Water helpt bij het koken onder druk.
Koken onder druk is een zeer oude kookmethode die de laatste tijd weer in opkomst is dankzij een nieuwe generatie kooktoestellen die een snelle, klaar-overs-en-vergeet-het-weg naar het avondeten beloven. Deze apparaten, of ze nu elektrisch of op een fornuis werken, zijn allemaal veel veiliger dan die van tientallen jaren geleden (die de neiging hadden te ontploffen), met mechanismen om te voorkomen dat ze te veel druk opbouwen. Als u de gebruiksaanwijzing zorgvuldig leest, vindt u echter nog steeds een belangrijke voorzorgsmaatregel die u moet nemen als u onder druk kookt: water toevoegen. Water en koken onder druk gaan hand in hand. In feite is het water dat helpt bij het genereren van de hoge druk omgeving die uw voedsel sneller gaar maakt.
De meeste snelkookpan instructies vermelden een minimale hoeveelheid water die nodig is voor het onder druk koken van zelfs een kleine hoeveelheid voedsel. In de goed afgesloten snelkookpan wordt het water verhit en kookt het uiteindelijk tot stoom.
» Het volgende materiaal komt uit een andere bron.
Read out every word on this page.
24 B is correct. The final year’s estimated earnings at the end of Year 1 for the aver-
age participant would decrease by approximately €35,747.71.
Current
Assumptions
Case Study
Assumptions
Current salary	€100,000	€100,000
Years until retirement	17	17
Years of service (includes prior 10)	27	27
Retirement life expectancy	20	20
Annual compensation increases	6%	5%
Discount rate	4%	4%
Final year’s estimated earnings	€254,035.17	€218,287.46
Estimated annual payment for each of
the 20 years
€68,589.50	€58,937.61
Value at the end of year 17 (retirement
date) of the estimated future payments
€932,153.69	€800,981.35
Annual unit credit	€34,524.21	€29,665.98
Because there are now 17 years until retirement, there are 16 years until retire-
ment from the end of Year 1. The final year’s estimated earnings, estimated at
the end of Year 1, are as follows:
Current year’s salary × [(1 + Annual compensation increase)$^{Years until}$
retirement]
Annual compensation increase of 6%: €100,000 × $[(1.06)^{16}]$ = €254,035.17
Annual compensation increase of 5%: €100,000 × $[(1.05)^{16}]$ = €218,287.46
Omdat de stoom niet kan ontsnappen, verzamelt het zich boven het voedsel. Al die opgesloten watermoleculen verhogen de druk in de pan.
Als de temperatuur stijgt, bewegen gasmoleculen sneller, waardoor de druk in de pan toeneemt.
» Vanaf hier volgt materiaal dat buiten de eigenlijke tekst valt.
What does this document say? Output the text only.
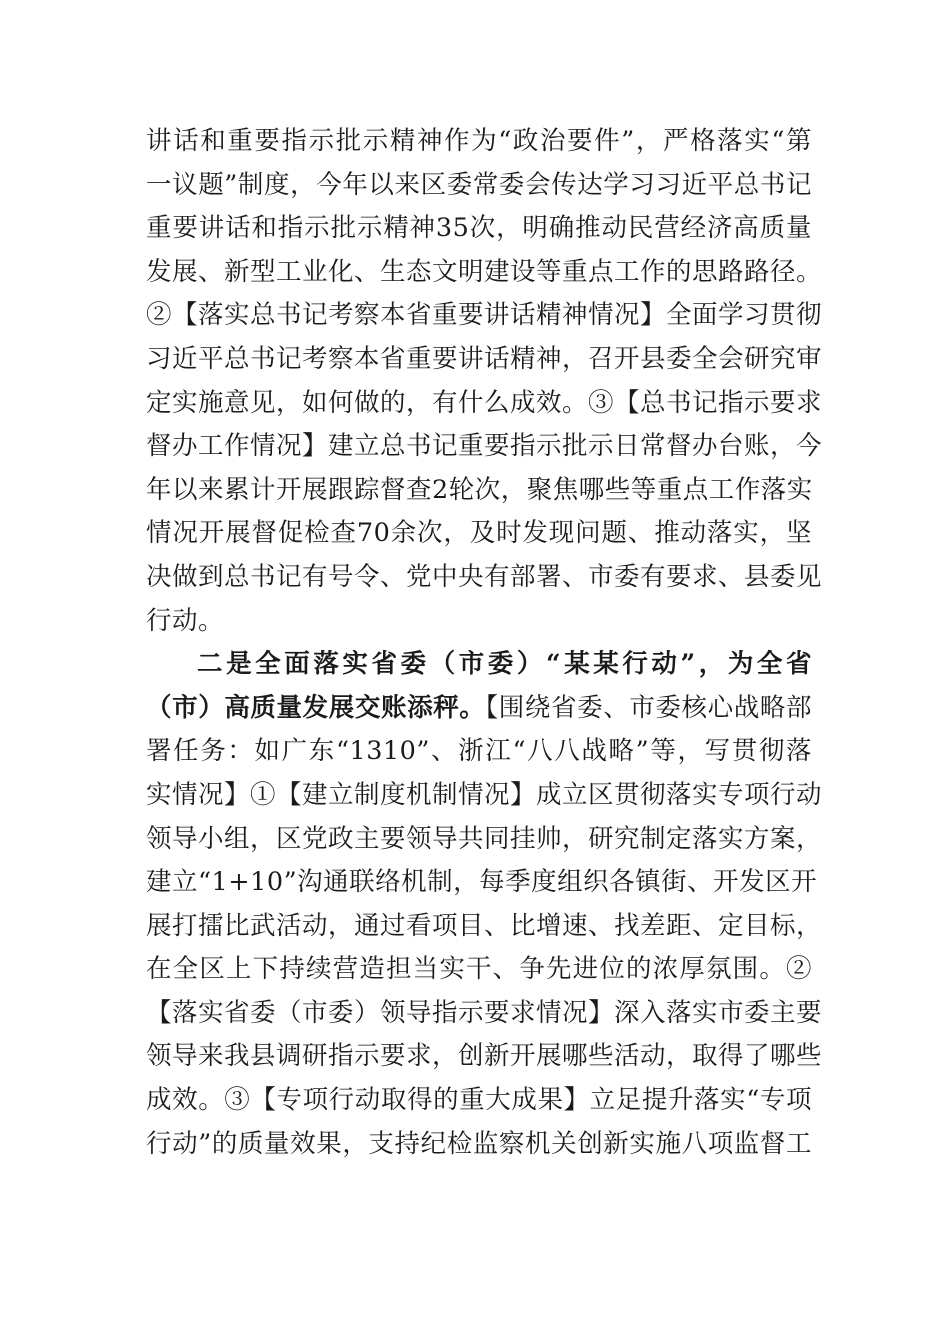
讲话和重要指示批示精神作为“政治要件”，严格落实“第
一议题”制度，今年以来区委常委会传达学习习近平总书记
重要讲话和指示批示精神35次，明确推动民营经济高质量
发展、新型工业化、生态文明建设等重点工作的思路路径。
②【落实总书记考察本省重要讲话精神情况】全面学习贯彻
习近平总书记考察本省重要讲话精神，召开县委全会研究审
定实施意见，如何做的，有什么成效。③【总书记指示要求
督办工作情况】建立总书记重要指示批示日常督办台账，今
年以来累计开展跟踪督查2轮次，聚焦哪些等重点工作落实
情况开展督促检查70余次，及时发现问题、推动落实，坚
决做到总书记有号令、党中央有部署、市委有要求、县委见
行动。
二是全面落实省委（市委）“某某行动”，为全省
（市）高质量发展交账添秤。【围绕省委、市委核心战略部
署任务：如广东“1310”、浙江“八八战略”等，写贯彻落
实情况】①【建立制度机制情况】成立区贯彻落实专项行动
领导小组，区党政主要领导共同挂帅，研究制定落实方案，
建立“1+10”沟通联络机制，每季度组织各镇街、开发区开
展打擂比武活动，通过看项目、比增速、找差距、定目标，
在全区上下持续营造担当实干、争先进位的浓厚氛围。②
【落实省委（市委）领导指示要求情况】深入落实市委主要
领导来我县调研指示要求，创新开展哪些活动，取得了哪些
成效。③【专项行动取得的重大成果】立足提升落实“专项
行动”的质量效果，支持纪检监察机关创新实施八项监督工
Dus wat hebben water en druk te maken met het sneller bereiden van voedsel? Bij koken gaat het er meestal om de temperatuur van voedsel te verhogen totdat er chemische reacties plaatsvinden, zoals de reacties die het taaie weefsel in vlees afbreken of het zetmeel in groenten zachter maken. Die reacties verlopen meestal sneller bij hogere temperaturen.
Stel je een gewone pan voor vol met vlees en water. Als de pan wordt verhit, stijgt de temperatuur in de pan tot het water begint te koken. Op dat moment gaat alle warmte-energie naar het koken van het water, en de temperatuur stijgt niet tenzij al het water kookt – water in vloeibare vorm kan geen hogere temperatuur hebben dan het kookpunt.
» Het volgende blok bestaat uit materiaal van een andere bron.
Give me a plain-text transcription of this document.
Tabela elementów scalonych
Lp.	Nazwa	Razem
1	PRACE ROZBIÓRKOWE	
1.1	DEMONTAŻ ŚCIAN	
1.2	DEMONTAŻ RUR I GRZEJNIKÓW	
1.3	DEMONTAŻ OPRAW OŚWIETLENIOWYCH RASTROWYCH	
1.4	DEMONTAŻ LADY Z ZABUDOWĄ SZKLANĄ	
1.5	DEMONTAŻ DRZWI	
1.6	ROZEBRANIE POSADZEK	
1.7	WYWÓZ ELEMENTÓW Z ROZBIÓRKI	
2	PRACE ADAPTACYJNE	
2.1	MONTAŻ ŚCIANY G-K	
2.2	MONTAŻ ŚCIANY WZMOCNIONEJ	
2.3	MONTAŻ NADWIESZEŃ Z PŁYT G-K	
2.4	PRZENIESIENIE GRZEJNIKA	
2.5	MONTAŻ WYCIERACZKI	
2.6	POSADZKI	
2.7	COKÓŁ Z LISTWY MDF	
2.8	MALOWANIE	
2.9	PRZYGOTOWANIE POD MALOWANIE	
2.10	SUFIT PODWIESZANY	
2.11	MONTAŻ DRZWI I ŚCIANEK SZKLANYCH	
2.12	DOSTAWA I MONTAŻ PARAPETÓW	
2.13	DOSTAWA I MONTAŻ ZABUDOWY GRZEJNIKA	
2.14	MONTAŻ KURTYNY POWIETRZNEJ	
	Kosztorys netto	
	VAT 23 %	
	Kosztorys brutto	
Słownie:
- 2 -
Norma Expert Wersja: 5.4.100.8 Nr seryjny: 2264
Hetzelfde gebeurt in een snelkookpan, maar de temperatuur binnenin is veel hoger. De temperatuur waarbij een vloeistof kookt, is afhankelijk van de omgevingsdruk. Wanneer je in een gewone pan kookt bij atmosferische druk (14,7 pond per vierkante inch), kookt het water bij 100°C (212°F). In een snelkookpan kan de druk met nog eens 15 psi toenemen, tot bijna 30 psi. Bij die druk kookt water bij 121°C (250°F). Dat betekent dat voedsel op een veel hogere temperatuur kan koken dan ooit mogelijk was bij atmosferische druk – en aangezien kookreacties sneller verlopen bij hogere temperaturen, kookt uw voedsel sneller. Het droogt ook niet uit, omdat het water vloeibaar blijft.
Hetzelfde fenomeen verklaart waarom koken op grote hoogte lastig kan zijn. De luchtdruk neemt af naarmate je hoger boven zeeniveau komt. Bij lagere druk kookt water bij een lagere temperatuur. Dat betekent dat iets dat suddert onder de 100°C (212°F) kookt en er langer over zal doen om te koken. Op grote hoogten kan een snelkookpan, door de druk en het kookpunt te verhogen tot boven zeeniveau, de reacties op het koken van je eten een flinke boost geven.
Gaat u verder
Wilt u voelen hoe het is om onder druk te staan? Probeer de Feeling Pressured Science Snack uit om te ervaren hoe het is om je lichaam 10% meer onder druk te zetten. In een snelkookpan ervaart uw voedsel een toename van 100%!
Probeert u rijst te koken in een snelkookpan? Je zult minder water moeten toevoegen dan je normaal doet. Omdat de snelkookpan is afgesloten, verdampt er niets en hoeft u alleen genoeg water toe te voegen om de rijst te laten absorberen. Lees meer over wat er met het water in je rijst gebeurt.
Als je een plastic injectiespuit hebt, kun je de druk zo laag krijgen dat het water in je eigen handen gaat koken.